TurakhiaLab / ROADIES

Tool for fully-automated inference of species trees from raw genome assemblies
https://turakhia.ucsd.edu/ROADIES/
MIT License
17 stars 1 forks source link
bioinformatics bioinformatics-pipeline dna phylogenetics python snakemake
# Reference-free Orthology-free Alignment-free DIscordance aware Estimation of Species tree (ROADIES)

Table of Contents

Introduction

Welcome to the official repository of ROADIES, a novel pipeline designed for phylogenetic tree inference of the species directly from their raw genomic assemblies. ROADIES offers a fully automated, easy-to-use, scalable solution, eliminating any error-prone manual steps and providing unique flexibility in adjusting the tradeoff between accuracy and runtime.

For more detailed information on all the features and settings of ROADIES, please refer to our Wiki.


ROADIES Pipeline Stages
Figure: ROADIES Pipeline Stages

Quick Install

Using DockerHub

To run ROADIES using DockerHub, follow these steps:

  1. Pull the ROADIES Docker image from DockerHub:
docker pull ang037/roadies:latest
  1. Run the Docker container:
docker run -it ang037/roadies:latest

Using Docker locally

First, clone the repository (requires git to be installed in the system):

git clone https://github.com/TurakhiaLab/ROADIES.git
cd ROADIES

Then build and run the Docker container:

docker build -t roadies_image .
docker run -it roadies_image

Using installation script

First clone the repository:

git clone https://github.com/TurakhiaLab/ROADIES.git
cd ROADIES

Then, execute the installation script:

chmod +x roadies_env.sh
source roadies_env.sh

This will install and build all tools and dependencies. Once the setup is complete, it will print Setup complete in the terminal and activate the roadies_env environment with all Conda packages installed.

Required dependencies

To run this script, ensure the following dependencies are installed:

For Ubuntu, you can install these dependencies with:

sudo apt-get install -y wget unzip make g++ python3 python3-pip python3-setuptools git default-jre libgomp1 libboost-all-dev cmake

Note: If you encounter issues with the Boost library, add its path to $CPLUS_LIBRARY_PATH and save it in ~/.bashrc.

Quick Start

Once setup is done, you can run the ROADIES pipeline using the provided test dataset. Follow these steps for a 16-core machine:

  1. Create a directory for the test data and download the test datasets:
mkdir -p test/test_data && cat test/input_genome_links.txt | xargs -I {} sh -c 'wget -O test/test_data/$(basename {}) {}'
  1. Run the ROADIES pipeline:
python run_roadies.py --cores 16

The first command will download the 11 Drosophila genomic datasets (links provided in test/input_genome_links.txt) and save them in the test/test_data directory. The second command will run ROADIES for those 11 Drosophila genomes and save the final newick tree as roadies.nwk in a separate ROADIES/output_files folder upon completion.

Run ROADIES with your own datasets

To run ROADIES with your own datasets, follow these steps:

  1. Specify Input Genomic Dataset: Update the config.yaml file to include the path to your input datasets under the GENOMES parameter. Ensure all input genomic assemblies are in .fa or .fa.gz format and named according to the species' name (e.g., Aardvark.fa).

Note: Each file should contain the genome assembly of one unique species. If a file contains multiple species, split it into individual genome files (fasplit can be used: faSplit byname <input_dir> <output_dir>).
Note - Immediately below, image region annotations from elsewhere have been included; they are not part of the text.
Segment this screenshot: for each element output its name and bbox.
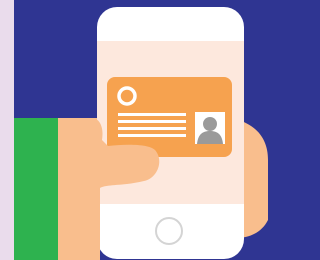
card-line-3 — [118, 127, 186, 130]
card-line-4 — [118, 134, 186, 137]
sleeve — [14, 118, 58, 260]
mobile-id-illustration — [0, 0, 268, 260]
card-line-2 — [118, 120, 186, 123]
left-border-strip — [0, 0, 14, 260]
card-line-1 — [118, 113, 186, 116]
  1. Configure Other Parameters: Adjust other parameters in config.yaml as needed. Detailed information on each parameter is available in the Usage section.
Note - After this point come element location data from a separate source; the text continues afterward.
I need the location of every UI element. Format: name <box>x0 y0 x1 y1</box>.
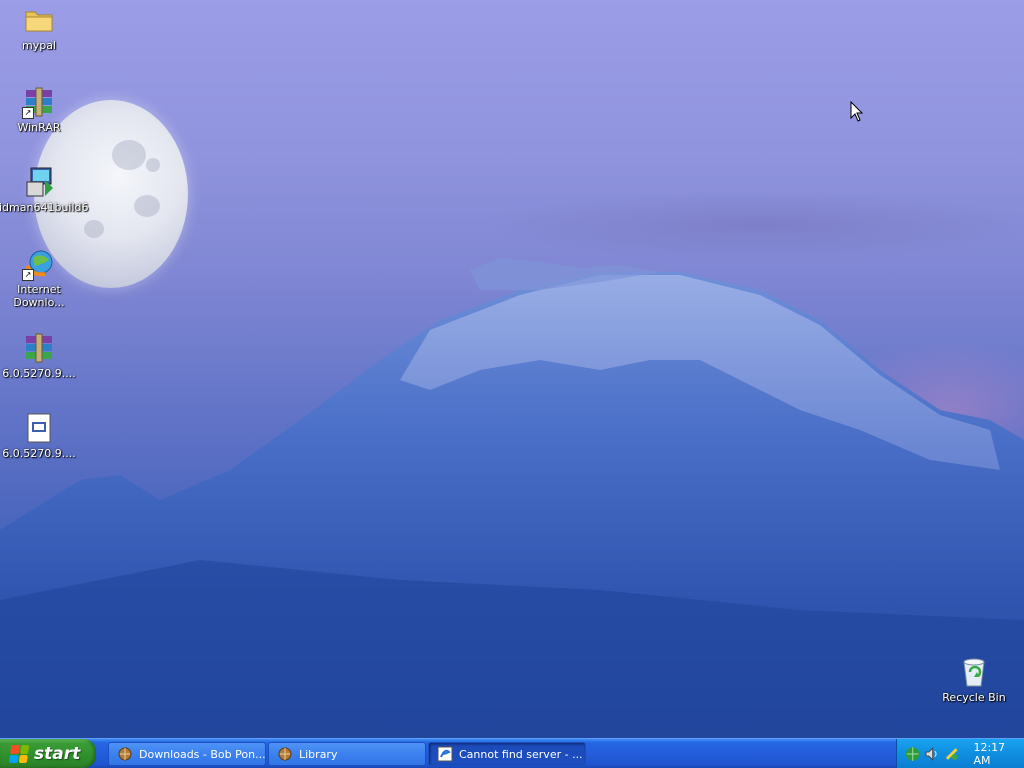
volume-icon[interactable] <box>924 746 939 762</box>
taskbar-button-downloads[interactable]: Downloads - Bob Pon... <box>108 742 266 766</box>
clock[interactable]: 12:17 AM <box>973 741 1024 767</box>
desktop-icon-rar-archive[interactable]: 6.0.5270.9.... <box>0 332 79 380</box>
desktop-icon-recycle-bin[interactable]: Recycle Bin <box>934 656 1014 704</box>
internet-explorer-icon <box>437 746 453 762</box>
browser-icon <box>118 747 132 761</box>
desktop-icon-mypal[interactable]: mypal <box>0 4 79 52</box>
desktop-icon-label: idman641build6 <box>0 201 89 214</box>
shortcut-arrow-icon: ↗ <box>22 107 34 119</box>
winrar-icon: ↗ <box>22 86 55 119</box>
desktop-icon-label: Recycle Bin <box>942 691 1006 704</box>
network-icon[interactable] <box>905 746 920 762</box>
task-label: Downloads - Bob Pon... <box>139 747 266 761</box>
task-label: Library <box>299 747 338 761</box>
start-label: start <box>34 743 81 764</box>
exe-file-icon <box>23 412 55 444</box>
shortcut-arrow-icon: ↗ <box>22 269 34 281</box>
task-label: Cannot find server - ... <box>459 747 583 761</box>
desktop-icon-label: 6.0.5270.9.... <box>2 367 76 380</box>
desktop-icon-winrar[interactable]: ↗ WinRAR <box>0 86 79 134</box>
installer-icon <box>23 166 55 198</box>
start-button[interactable]: start <box>0 739 96 768</box>
system-tray: 12:17 AM <box>896 739 1024 768</box>
desktop[interactable]: mypal ↗ WinRAR idman641build6 ↗ Internet… <box>0 0 1024 738</box>
windows-logo-icon <box>8 744 30 763</box>
mouse-pointer-icon <box>850 101 864 122</box>
update-icon[interactable] <box>944 746 959 762</box>
desktop-icon-label: mypal <box>21 39 56 52</box>
browser-icon <box>278 747 292 761</box>
desktop-icon-label: 6.0.5270.9.... <box>2 447 76 460</box>
winrar-archive-icon <box>23 332 55 364</box>
desktop-icon-label: WinRAR <box>17 121 61 134</box>
desktop-icon-idman-installer[interactable]: idman641build6 <box>0 166 89 214</box>
desktop-icon-exe-file[interactable]: 6.0.5270.9.... <box>0 412 79 460</box>
mountain-wallpaper <box>0 258 1024 738</box>
folder-icon <box>23 4 55 36</box>
recycle-bin-icon <box>958 656 990 688</box>
taskbar-button-library[interactable]: Library <box>268 742 426 766</box>
desktop-icon-label: Internet Downlo... <box>13 283 65 309</box>
desktop-icon-internet-download-manager[interactable]: ↗ Internet Downlo... <box>0 248 79 309</box>
taskbar-button-cannot-find-server[interactable]: Cannot find server - ... <box>428 742 586 766</box>
internet-download-manager-icon: ↗ <box>22 248 55 281</box>
taskbar: start Downloads - Bob Pon... Library Can… <box>0 738 1024 768</box>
  2. Run the Pipeline: Execute the pipeline with the following command (example for 16 cores):

python run_roadies.py --cores 16

The output species tree in Newick format will be saved as roadies.nwk in the output_files folder.
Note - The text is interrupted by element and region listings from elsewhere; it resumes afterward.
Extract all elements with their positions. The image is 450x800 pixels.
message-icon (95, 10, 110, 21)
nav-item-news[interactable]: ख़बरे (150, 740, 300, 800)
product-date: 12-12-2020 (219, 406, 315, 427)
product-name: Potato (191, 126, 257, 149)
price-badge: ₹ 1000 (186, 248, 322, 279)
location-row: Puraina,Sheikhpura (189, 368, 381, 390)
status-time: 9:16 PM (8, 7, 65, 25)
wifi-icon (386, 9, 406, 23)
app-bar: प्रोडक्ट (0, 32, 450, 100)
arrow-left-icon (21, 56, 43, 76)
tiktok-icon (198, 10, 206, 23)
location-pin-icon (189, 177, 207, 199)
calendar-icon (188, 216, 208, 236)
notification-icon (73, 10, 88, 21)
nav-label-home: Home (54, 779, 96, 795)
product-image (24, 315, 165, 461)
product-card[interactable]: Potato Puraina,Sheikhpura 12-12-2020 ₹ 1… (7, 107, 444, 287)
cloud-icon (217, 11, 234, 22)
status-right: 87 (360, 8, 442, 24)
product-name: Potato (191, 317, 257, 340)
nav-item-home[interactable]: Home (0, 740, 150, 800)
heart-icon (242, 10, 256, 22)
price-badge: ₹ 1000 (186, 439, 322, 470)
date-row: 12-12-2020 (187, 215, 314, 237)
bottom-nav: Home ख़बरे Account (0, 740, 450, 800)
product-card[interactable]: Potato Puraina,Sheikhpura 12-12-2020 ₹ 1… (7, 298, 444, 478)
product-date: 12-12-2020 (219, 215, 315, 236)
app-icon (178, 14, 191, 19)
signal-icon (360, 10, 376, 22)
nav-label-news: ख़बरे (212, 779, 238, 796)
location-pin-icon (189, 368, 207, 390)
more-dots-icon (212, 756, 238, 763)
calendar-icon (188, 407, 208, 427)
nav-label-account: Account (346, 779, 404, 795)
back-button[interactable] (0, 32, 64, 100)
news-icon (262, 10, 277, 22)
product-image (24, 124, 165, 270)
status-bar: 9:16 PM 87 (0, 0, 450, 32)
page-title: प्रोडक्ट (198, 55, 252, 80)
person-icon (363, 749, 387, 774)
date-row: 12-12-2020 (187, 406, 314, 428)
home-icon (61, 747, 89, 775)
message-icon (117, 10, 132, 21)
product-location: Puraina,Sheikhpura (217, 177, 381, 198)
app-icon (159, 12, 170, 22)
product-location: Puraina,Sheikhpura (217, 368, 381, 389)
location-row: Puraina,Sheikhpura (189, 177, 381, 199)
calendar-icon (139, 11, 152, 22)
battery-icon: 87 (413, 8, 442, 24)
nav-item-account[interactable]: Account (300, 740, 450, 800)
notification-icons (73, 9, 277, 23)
  1. Modes of operation: ROADIES supports multiple modes of operation (fast, balanced, accurate) by controlling the accuracy-runtime tradeoff. Use any one of the following commands to select a mode (accurate mode is the default):
python run_roadies.py --cores 16 --mode accurate

python run_roadies.py --cores 16 --mode balanced

python run_roadies.py --cores 16 --mode fast

Contributions and Support

We welcome contributions from the community. If you encounter any issues or have suggestions for improvement, please open an issue on GitHub. For general inquiries and support, reach out to our team.

Citing ROADIES

If you use ROADIES in your research or publications, please cite the following paper:

Gupta A, Mirarab S, Turakhia Y, (2024). Accurate, scalable, and fully automated inference of species trees from raw genome assemblies using ROADIES. bioRxiv. https://www.biorxiv.org/content/10.1101/2024.05.27.596098v1

Accessing ROADIES output files

The output files with the gene trees and species trees generated by ROADIES are deposited to Dryad. To access it, please refer to this link (Note: the dataset submission is undergoing review and a permanent link will be posted once available).